In my downloaded copy for review, I encountered a problem in tracks 18 and 19, near the end of the opera: a series of very loud and annoying clicks, ticks and pops, particularly (but not always) during soft passages. Why on earth there would be clicks and ticks in a tape recording is utterly beyond me, but even so Walhall should have professionally removed these. I had to waste a good 20 minutes of my time manually removing or diminishing these unwanted sound effects from my copy before it was listenable.
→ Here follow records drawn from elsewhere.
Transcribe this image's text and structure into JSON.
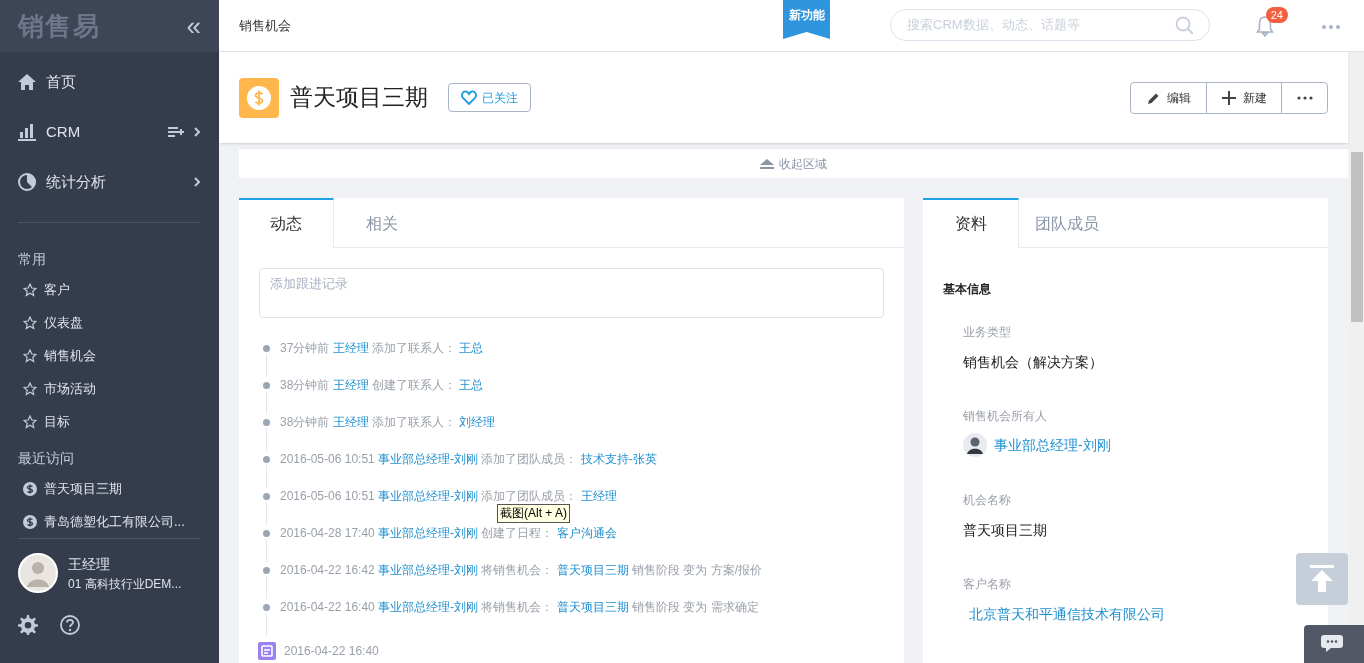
{
  "sidebar": {
    "logo": "销售易",
    "collapse": "«",
    "nav": [
      {
        "label": "首页",
        "chevron": false,
        "extra": false
      },
      {
        "label": "CRM",
        "chevron": true,
        "extra": true
      },
      {
        "label": "统计分析",
        "chevron": true,
        "extra": false
      }
    ],
    "favorites_title": "常用",
    "favorites": [
      "客户",
      "仪表盘",
      "销售机会",
      "市场活动",
      "目标"
    ],
    "recent_title": "最近访问",
    "recent": [
      "普天项目三期",
      "青岛德塑化工有限公司..."
    ],
    "user": {
      "name": "王经理",
      "org": "01 高科技行业DEM..."
    }
  },
  "header": {
    "breadcrumb": "销售机会",
    "ribbon": "新功能",
    "search": {
      "placeholder": "搜索CRM数据、动态、话题等"
    },
    "notifications": "24"
  },
  "record": {
    "title": "普天项目三期",
    "follow": "已关注",
    "actions": [
      "编辑",
      "新建"
    ],
    "collapse": "收起区域"
  },
  "activity": {
    "tabs": [
      {
        "label": "动态",
        "selected": true
      },
      {
        "label": "相关",
        "selected": false
      }
    ],
    "input": {
      "placeholder": "添加跟进记录"
    },
    "items": [
      {
        "kind": "event",
        "time": "37分钟前",
        "parts": [
          {
            "text": "王经理",
            "link": true
          },
          {
            "text": "添加了联系人：",
            "link": false
          },
          {
            "text": "王总",
            "link": true
          }
        ]
      },
      {
        "kind": "event",
        "time": "38分钟前",
        "parts": [
          {
            "text": "王经理",
            "link": true
          },
          {
            "text": "创建了联系人：",
            "link": false
          },
          {
            "text": "王总",
            "link": true
          }
        ]
      },
      {
        "kind": "event",
        "time": "38分钟前",
        "parts": [
          {
            "text": "王经理",
            "link": true
          },
          {
            "text": "添加了联系人：",
            "link": false
          },
          {
            "text": "刘经理",
            "link": true
          }
        ]
      },
      {
        "kind": "event",
        "time": "2016-05-06 10:51",
        "parts": [
          {
            "text": "事业部总经理-刘刚",
            "link": true
          },
          {
            "text": "添加了团队成员：",
            "link": false
          },
          {
            "text": "技术支持-张英",
            "link": true
          }
        ]
      },
      {
        "kind": "event",
        "time": "2016-05-06 10:51",
        "parts": [
          {
            "text": "事业部总经理-刘刚",
            "link": true
          },
          {
            "text": "添加了团队成员：",
            "link": false
          },
          {
            "text": "王经理",
            "link": true
          }
        ]
      },
      {
        "kind": "event",
        "time": "2016-04-28 17:40",
        "parts": [
          {
            "text": "事业部总经理-刘刚",
            "link": true
          },
          {
            "text": "创建了日程：",
            "link": false
          },
          {
            "text": "客户沟通会",
            "link": true
          }
        ]
      },
      {
        "kind": "event",
        "time": "2016-04-22 16:42",
        "parts": [
          {
            "text": "事业部总经理-刘刚",
            "link": true
          },
          {
            "text": "将销售机会：",
            "link": false
          },
          {
            "text": "普天项目三期",
            "link": true
          },
          {
            "text": "销售阶段 变为 方案/报价",
            "link": false
          }
        ]
      },
      {
        "kind": "event",
        "time": "2016-04-22 16:40",
        "parts": [
          {
            "text": "事业部总经理-刘刚",
            "link": true
          },
          {
            "text": "将销售机会：",
            "link": false
          },
          {
            "text": "普天项目三期",
            "link": true
          },
          {
            "text": "销售阶段 变为 需求确定",
            "link": false
          }
        ]
      },
      {
        "kind": "schedule",
        "time": "2016-04-22 16:40"
      }
    ],
    "tooltip": "截图(Alt + A)"
  },
  "details": {
    "tabs": [
      {
        "label": "资料",
        "selected": true
      },
      {
        "label": "团队成员",
        "selected": false
      }
    ],
    "section": "基本信息",
    "fields": [
      {
        "label": "业务类型",
        "value": "销售机会（解决方案）",
        "kind": "text"
      },
      {
        "label": "销售机会所有人",
        "value": "事业部总经理-刘刚",
        "kind": "person"
      },
      {
        "label": "机会名称",
        "value": "普天项目三期",
        "kind": "text"
      },
      {
        "label": "客户名称",
        "value": "北京普天和平通信技术有限公司",
        "kind": "link"
      }
    ]
  }
}
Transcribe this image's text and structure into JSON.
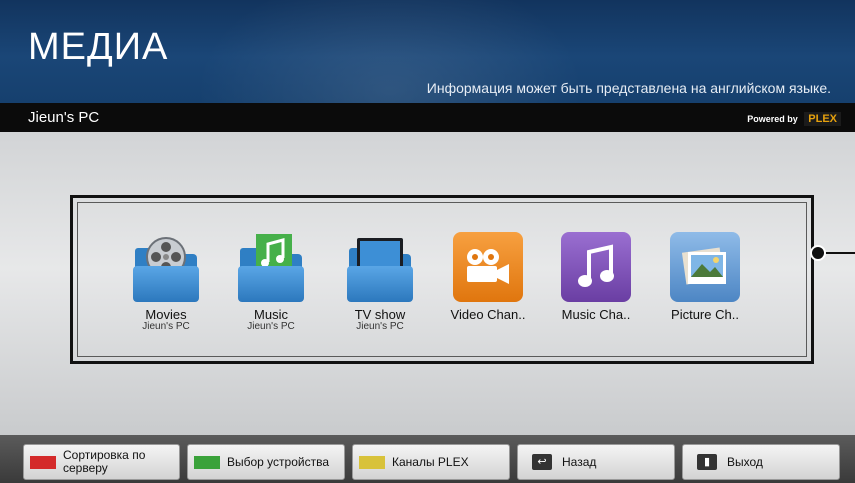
{
  "header": {
    "title": "МЕДИА",
    "info": "Информация может быть представлена на английском языке."
  },
  "subbar": {
    "pc_name": "Jieun's PC",
    "powered_by": "Powered by",
    "plex": "PLEX"
  },
  "tiles": [
    {
      "name": "Movies",
      "sub": "Jieun's PC",
      "icon": "movies-folder-icon"
    },
    {
      "name": "Music",
      "sub": "Jieun's PC",
      "icon": "music-folder-icon"
    },
    {
      "name": "TV show",
      "sub": "Jieun's PC",
      "icon": "tv-folder-icon"
    },
    {
      "name": "Video Chan..",
      "sub": "",
      "icon": "video-camera-icon",
      "color": "#f08a1c"
    },
    {
      "name": "Music Cha..",
      "sub": "",
      "icon": "music-note-icon",
      "color": "#7a4fb3"
    },
    {
      "name": "Picture Ch..",
      "sub": "",
      "icon": "picture-icon",
      "color": "#6ea1d8"
    }
  ],
  "footer": {
    "sort_label": "Сортировка по серверу",
    "device_label": "Выбор устройства",
    "plex_channels_label": "Каналы PLEX",
    "back_label": "Назад",
    "exit_label": "Выход"
  },
  "colors": {
    "red_key": "#d42a2a",
    "green_key": "#3aa23a",
    "yellow_key": "#d8c23a",
    "header_blue": "#1a4677"
  }
}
That being said, if you like really well-written but edgy modern operas you should hasten to acquire this set at your earliest convenience. This is yet another spectacular achievement during the 1950s for Mödl, who despite having a somewhat ugly lower register was certainly one of the greatest singing actresses in the Western world, and another interesting role for Wächter. The sound is, for the most part, clear and with just enough hall resonance to escape the feeling of aural claustrophobia.